Search code examples
javaregexalgorithmstring-parsingsplit

How to split a string by multiple separators - and know which separator matched


With String.split it is easy to split a string by multiple separators. You just needs to define a regular expression which matches all separators you want to use. For example

"1.22-3".split("[.-]")

results in the list with the elements "1", "22", and "3". So far so good.

Now however I also need to know which one of the separators was found between the segments. Is there a straightforward way to achieve this?

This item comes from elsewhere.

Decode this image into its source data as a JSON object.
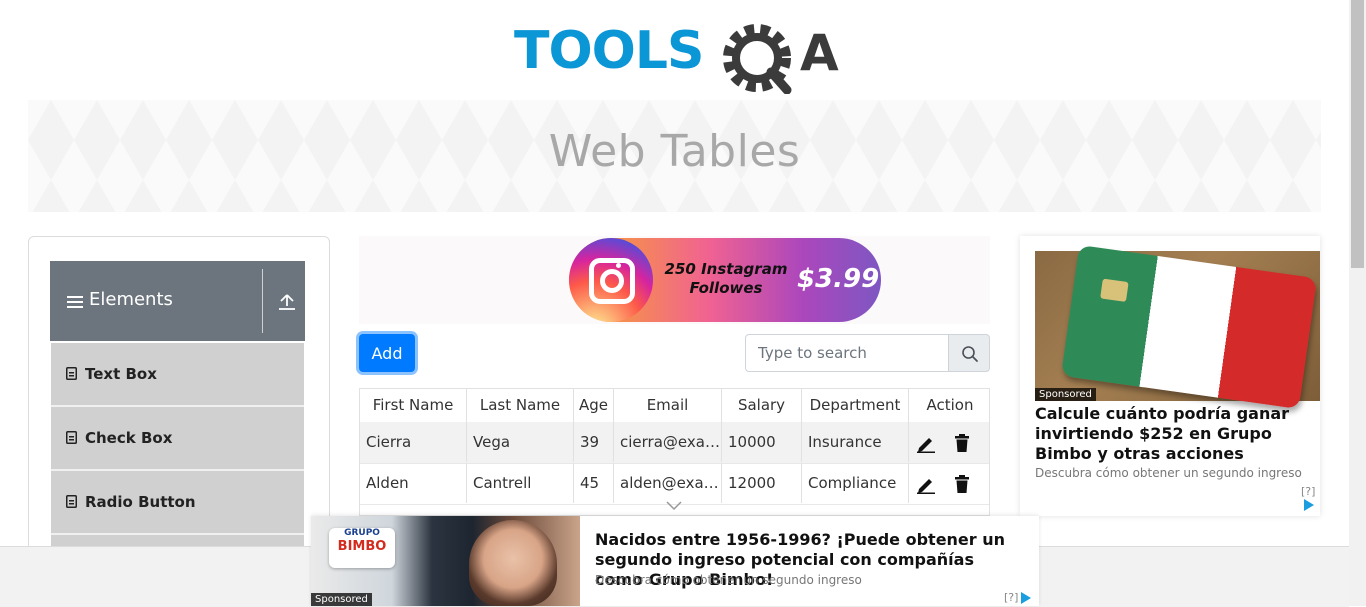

I looked at String.split, its deprecated predecessor StringTokenizer, and other supposedly more modern libraries (e.g. StrTokenizer from Apatche Commons), but with none of them I can get hold of the matched separator.


Solution

  • It’s quite simple if you retrace what String.split(regex) does and record the information which String.split ignores:

    String source = "1.22-3";
    Matcher m=Pattern.compile("[.-]").matcher(source);
    ArrayList<String> elements=new ArrayList<>();
    ArrayList<String> separators=new ArrayList<>();
    int pos;
    for(pos=0; m.find(); pos=m.end()) {
        elements.add(source.substring(pos, m.start()));
        separators.add(m.group());
    }
    elements.add(source.substring(pos));
    

    At the end of this code, separators.get(x) yields to the separator between elements.get(x) and elements.get(x+1). It should be clear that separators is one item smaller than elements.

    If you want to have elements and separators in one list, just change the code to let these two lists be the same list. The items are already added in order of occurrence.